MEXICO CITY: It has the drugs and distribution system of a traditional cartel — and it has the modern weapons and audacity of an army. After attacking federal forces, downing a military helicopter and shutting down streets in Mexico’s second-largest city last week, the New Generation Jalisco cartel is now the main enemy in the country’s fight with drug cartels.

In just a few years, New Generation has grown from being an offshoot of the powerful Sinaloa cartel to one of Mexico’s strongest criminal groups in its own right, according to the US. Treasury Department, whose Office of Foreign Assets Control maintains a “black list” of drug trafficking organisations.

Its quick rise reflects a rapidly changing organised-crime landscape in Mexico as the government targets top leaders of established cartels. More than any other criminal group, New Generation has taken advantage of the government’s top-capo strategy, strengthening and grabbing territory from other cartels as they are weakened.

“You’re talking about a powerful, large organisation with grand logistics, well-made structures, a strong group of assassins, and dedicated and qualified people with high-calibre weaponry,” Guillermo Valdes, a security expert and former director of the Mexican intelligence agency, told The Associated Press. “It’s a new cartel, a second generation born in a restructuring process.”

The strategy of hitting top leadership began in 2006 under President Felipe Calderon and has continued under his successor, Enrique Pena Nieto. As a result, large organisations have been fragmented, leaving smaller, leaderless groups to fight among themselves over control of local organised crime activities and drug-smuggling routes to the north.

When Calderon was in office, there were five major cartels. Today, the Mexican attorney general lists nine major groups and 43 smaller factions.

New Generation has its origin in that fragmentation.

While it has operated for years, it surged in public notoriety last week after it waged brazen attacks in and around Guadalajara, a major technology and manufacturing hub and the capital of Jalisco state, which is a popular retirement spot for US and Canadian expats. But the city, some 290 miles (460 kilometres) northwest of Mexico City, is also where Mexico’s largest drug cartels were born.

Leaders of the original Guadalajara cartel were captured in the 1980s, provoking a surge in what Valdes calls the first generation of cartels, many of which still exist, including Sinaloa, Beltran Leyva, Gulf, Zetas and Juarez cartels. But hits on their leaders have left all but Sinaloa as just remnants of their former selves.

In little more than a year, the government has arrested Sinaloa’s Joaquin “El Chapo” Guzman, Beltran Leyva’s Hector Beltran Leyva, Juarez’s Vicente Carrillo Fuentes, Knights Templar’s Servando “La Tuta” Gomez, and the Zetas’ Omar Trevino Morales. It killed Knights Templar leader Nazario Moreno.

Such blows have allowed New Generation to grow. Jalisco Gov.

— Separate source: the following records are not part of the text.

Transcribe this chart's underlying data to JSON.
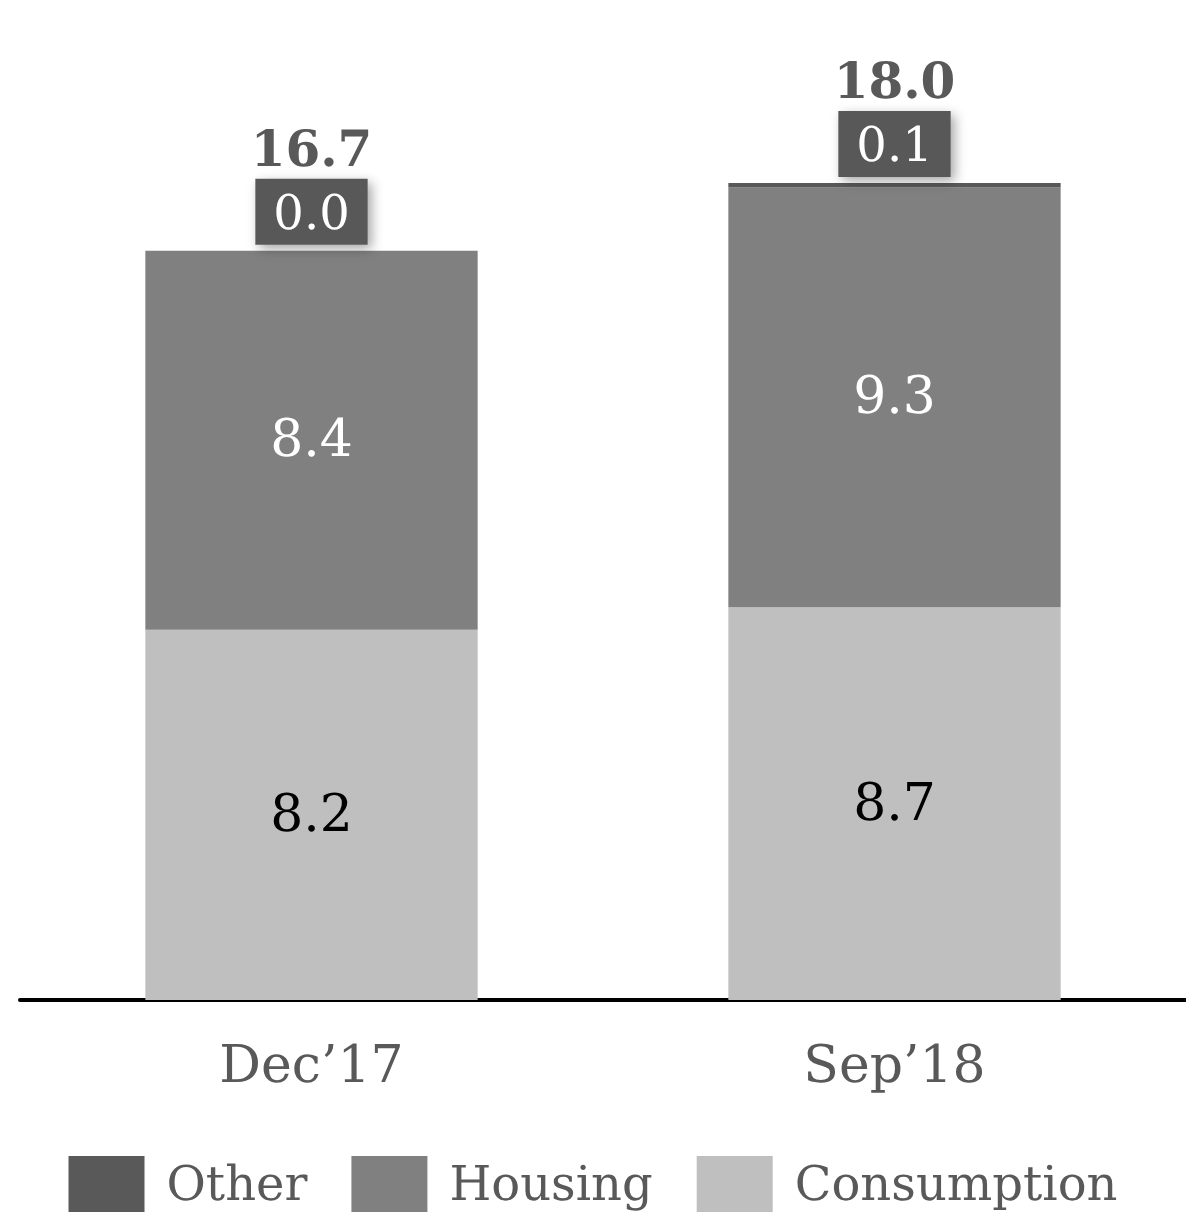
{
  "chart_data": {
    "type": "bar",
    "stacked": true,
    "categories": [
      "Dec’17",
      "Sep’18"
    ],
    "series": [
      {
        "name": "Consumption",
        "color": "#bfbfbf",
        "values": [
          8.2,
          8.7
        ],
        "value_labels": [
          "8.2",
          "8.7"
        ]
      },
      {
        "name": "Housing",
        "color": "#808080",
        "values": [
          8.4,
          9.3
        ],
        "value_labels": [
          "8.4",
          "9.3"
        ]
      },
      {
        "name": "Other",
        "color": "#595959",
        "values": [
          0.0,
          0.1
        ],
        "value_labels": [
          "0.0",
          "0.1"
        ]
      }
    ],
    "totals": [
      "16.7",
      "18.0"
    ],
    "legend": "bottom"
  }
}
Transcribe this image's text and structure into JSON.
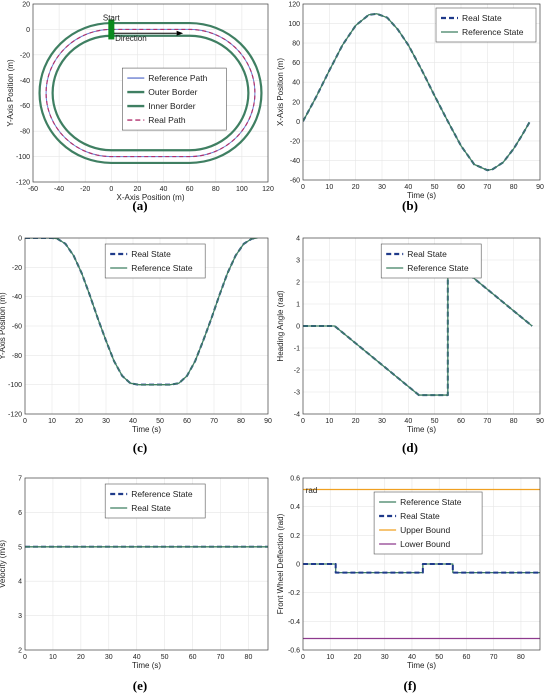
{
  "colors": {
    "real": "#1f3a8a",
    "reference": "#3f7f62",
    "border": "#3f7f62",
    "refpath": "#6a7fd0",
    "realpath": "#b0306e",
    "upper": "#f0a020",
    "lower": "#8e3a8e",
    "start": "#0a8a1e"
  },
  "chart_data": [
    {
      "id": "a",
      "type": "line",
      "panel_label": "(a)",
      "xlabel": "X-Axis Position (m)",
      "ylabel": "Y-Axis Position (m)",
      "xlim": [
        -60,
        120
      ],
      "ylim": [
        -120,
        20
      ],
      "xticks": [
        -60,
        -40,
        -20,
        0,
        20,
        40,
        60,
        80,
        100,
        120
      ],
      "yticks": [
        -120,
        -100,
        -80,
        -60,
        -40,
        -20,
        0,
        20
      ],
      "grid": true,
      "legend_position": "center",
      "annotations": [
        {
          "text": "Start",
          "x": 0,
          "y": 7
        },
        {
          "text": "Direction",
          "x": 15,
          "y": -9
        }
      ],
      "track": {
        "center_radius": 50,
        "outer_radius": 55,
        "inner_radius": 45,
        "straight_x": [
          0,
          60
        ],
        "center_y": -50
      },
      "series": [
        {
          "name": "Reference Path",
          "style": "solid",
          "color_key": "refpath"
        },
        {
          "name": "Outer Border",
          "style": "solid",
          "color_key": "border"
        },
        {
          "name": "Inner Border",
          "style": "solid",
          "color_key": "border"
        },
        {
          "name": "Real Path",
          "style": "dashed",
          "color_key": "realpath"
        }
      ]
    },
    {
      "id": "b",
      "type": "line",
      "panel_label": "(b)",
      "xlabel": "Time (s)",
      "ylabel": "X-Axis Position (m)",
      "xlim": [
        0,
        90
      ],
      "ylim": [
        -60,
        120
      ],
      "xticks": [
        0,
        10,
        20,
        30,
        40,
        50,
        60,
        70,
        80,
        90
      ],
      "yticks": [
        -60,
        -40,
        -20,
        0,
        20,
        40,
        60,
        80,
        100,
        120
      ],
      "grid": true,
      "legend_position": "top-right",
      "series": [
        {
          "name": "Real State",
          "style": "dashed",
          "color_key": "real",
          "x": [
            0,
            5,
            10,
            15,
            20,
            25,
            28,
            32,
            36,
            40,
            45,
            50,
            55,
            60,
            65,
            70,
            72,
            76,
            80,
            83,
            86
          ],
          "y": [
            0,
            25,
            52,
            78,
            98,
            109,
            110,
            106,
            94,
            78,
            53,
            26,
            0,
            -25,
            -44,
            -50,
            -49,
            -42,
            -28,
            -15,
            -1
          ]
        },
        {
          "name": "Reference State",
          "style": "solid",
          "color_key": "reference",
          "x": [
            0,
            5,
            10,
            15,
            20,
            25,
            28,
            32,
            36,
            40,
            45,
            50,
            55,
            60,
            65,
            70,
            72,
            76,
            80,
            83,
            86
          ],
          "y": [
            0,
            25,
            52,
            78,
            98,
            109,
            110,
            106,
            94,
            78,
            53,
            26,
            0,
            -25,
            -44,
            -50,
            -49,
            -42,
            -28,
            -15,
            -1
          ]
        }
      ]
    },
    {
      "id": "c",
      "type": "line",
      "panel_label": "(c)",
      "xlabel": "Time (s)",
      "ylabel": "Y-Axis Position (m)",
      "xlim": [
        0,
        90
      ],
      "ylim": [
        -120,
        0
      ],
      "xticks": [
        0,
        10,
        20,
        30,
        40,
        50,
        60,
        70,
        80,
        90
      ],
      "yticks": [
        -120,
        -100,
        -80,
        -60,
        -40,
        -20,
        0
      ],
      "grid": true,
      "legend_position": "top-center",
      "series": [
        {
          "name": "Real State",
          "style": "dashed",
          "color_key": "real",
          "x": [
            0,
            5,
            10,
            12,
            15,
            18,
            21,
            24,
            27,
            30,
            33,
            36,
            39,
            42,
            45,
            50,
            54,
            57,
            60,
            63,
            66,
            69,
            72,
            75,
            78,
            81,
            84,
            86
          ],
          "y": [
            0,
            0,
            0,
            -0.5,
            -4,
            -12,
            -24,
            -39,
            -55,
            -70,
            -84,
            -94,
            -99,
            -100,
            -100,
            -100,
            -100,
            -99,
            -94,
            -84,
            -70,
            -55,
            -39,
            -24,
            -12,
            -4,
            -0.5,
            0
          ]
        },
        {
          "name": "Reference State",
          "style": "solid",
          "color_key": "reference",
          "x": [
            0,
            5,
            10,
            12,
            15,
            18,
            21,
            24,
            27,
            30,
            33,
            36,
            39,
            42,
            45,
            50,
            54,
            57,
            60,
            63,
            66,
            69,
            72,
            75,
            78,
            81,
            84,
            86
          ],
          "y": [
            0,
            0,
            0,
            -0.5,
            -4,
            -12,
            -24,
            -39,
            -55,
            -70,
            -84,
            -94,
            -99,
            -100,
            -100,
            -100,
            -100,
            -99,
            -94,
            -84,
            -70,
            -55,
            -39,
            -24,
            -12,
            -4,
            -0.5,
            0
          ]
        }
      ]
    },
    {
      "id": "d",
      "type": "line",
      "panel_label": "(d)",
      "xlabel": "Time (s)",
      "ylabel": "Heading Angle (rad)",
      "xlim": [
        0,
        90
      ],
      "ylim": [
        -4,
        4
      ],
      "xticks": [
        0,
        10,
        20,
        30,
        40,
        50,
        60,
        70,
        80,
        90
      ],
      "yticks": [
        -4,
        -3,
        -2,
        -1,
        0,
        1,
        2,
        3,
        4
      ],
      "grid": true,
      "legend_position": "top-center",
      "series": [
        {
          "name": "Real State",
          "style": "dashed",
          "color_key": "real",
          "x": [
            0,
            12,
            44,
            55,
            55,
            87
          ],
          "y": [
            0,
            0,
            -3.14,
            -3.14,
            3.14,
            0
          ]
        },
        {
          "name": "Reference State",
          "style": "solid",
          "color_key": "reference",
          "x": [
            0,
            12,
            44,
            55,
            55,
            87
          ],
          "y": [
            0,
            0,
            -3.14,
            -3.14,
            3.14,
            0
          ]
        }
      ]
    },
    {
      "id": "e",
      "type": "line",
      "panel_label": "(e)",
      "xlabel": "Time (s)",
      "ylabel": "Velocity (m/s)",
      "xlim": [
        0,
        87
      ],
      "ylim": [
        2,
        7
      ],
      "xticks": [
        0,
        10,
        20,
        30,
        40,
        50,
        60,
        70,
        80
      ],
      "yticks": [
        2,
        3,
        4,
        5,
        6,
        7
      ],
      "grid": true,
      "legend_position": "top-center",
      "series": [
        {
          "name": "Reference State",
          "style": "dashed",
          "color_key": "real",
          "x": [
            0,
            87
          ],
          "y": [
            5,
            5
          ]
        },
        {
          "name": "Real State",
          "style": "solid",
          "color_key": "reference",
          "x": [
            0,
            87
          ],
          "y": [
            5,
            5
          ]
        }
      ]
    },
    {
      "id": "f",
      "type": "line",
      "panel_label": "(f)",
      "xlabel": "Time (s)",
      "ylabel": "Front Wheel Deflection (rad)",
      "xlim": [
        0,
        87
      ],
      "ylim": [
        -0.6,
        0.6
      ],
      "xticks": [
        0,
        10,
        20,
        30,
        40,
        50,
        60,
        70,
        80
      ],
      "yticks": [
        -0.6,
        -0.4,
        -0.2,
        0,
        0.2,
        0.4,
        0.6
      ],
      "grid": true,
      "legend_position": "top-center",
      "annotations": [
        {
          "text": "rad",
          "x": 1,
          "y": 0.495
        }
      ],
      "series": [
        {
          "name": "Reference State",
          "style": "solid",
          "color_key": "reference",
          "x": [
            0,
            12,
            12,
            44,
            44,
            55,
            55,
            87
          ],
          "y": [
            0,
            0,
            -0.06,
            -0.06,
            0,
            0,
            -0.06,
            -0.06
          ]
        },
        {
          "name": "Real State",
          "style": "dashed",
          "color_key": "real",
          "x": [
            0,
            12,
            12,
            44,
            44,
            55,
            55,
            87
          ],
          "y": [
            0,
            0,
            -0.06,
            -0.06,
            0,
            0,
            -0.06,
            -0.06
          ]
        },
        {
          "name": "Upper Bound",
          "style": "solid",
          "color_key": "upper",
          "x": [
            0,
            87
          ],
          "y": [
            0.52,
            0.52
          ]
        },
        {
          "name": "Lower Bound",
          "style": "solid",
          "color_key": "lower",
          "x": [
            0,
            87
          ],
          "y": [
            -0.52,
            -0.52
          ]
        }
      ]
    }
  ]
}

Aristoteles Sandoval told Mexican media Wednesday that he warned the federal government more than a year ago that its attacks on a rival cartel, the Knights Templar, would strengthen New Generation but the reaction by authorities was insufficient.

“The attorney general, overall, made three changes in his delegates but honestly with zero results,” Sandoval told Universal television. “In this matter, from the attorney general there was nothing. Same with the federal police. Zero.”

According to the US. Treasury Department, New Generation is mainly devoted to trafficking cocaine and methamphetamines. Working with an associated group known as Los Cuinis — a phonetic rendering of “The Queenies” — the cartel has a presence in at least eight of Mexico’s 31 states and connections in the US, Latin America, Africa, Europe and Asia. A US indictment in 2013 said New Generation leader Nemesio Oseguera and his brother-in-law, Cuinis leader Abigael Gonzalez Valencia, move multi-ton quantities of cocaine from South America to Mexico and facilitate its transport to the US, earning at least $10 million a year.

The indictment charged them with running a criminal enterprise and conspiracy to distribute cocaine and methamphetamine.

New Generation has its origin in the now-defunct Milenio cartel and it later operated as an affiliate of Ignacio “Nacho” Coronel, the Sinaloa cartel leader who was responsible for the group’s methamphetamine division.

When Coronel was killed in a July 2010 federal operation, the New Generation fragment started to grow. One reason, some speculate, is that Oseguera, alias “El Mencho,” was very close to Coronel and may have inherited his contacts. He also maintained a good relationship with the Sinaloa cartel. Others say New Generation has been able to take advantage of suppliers and distributors who have worked in the area for decades, even predating Coronel.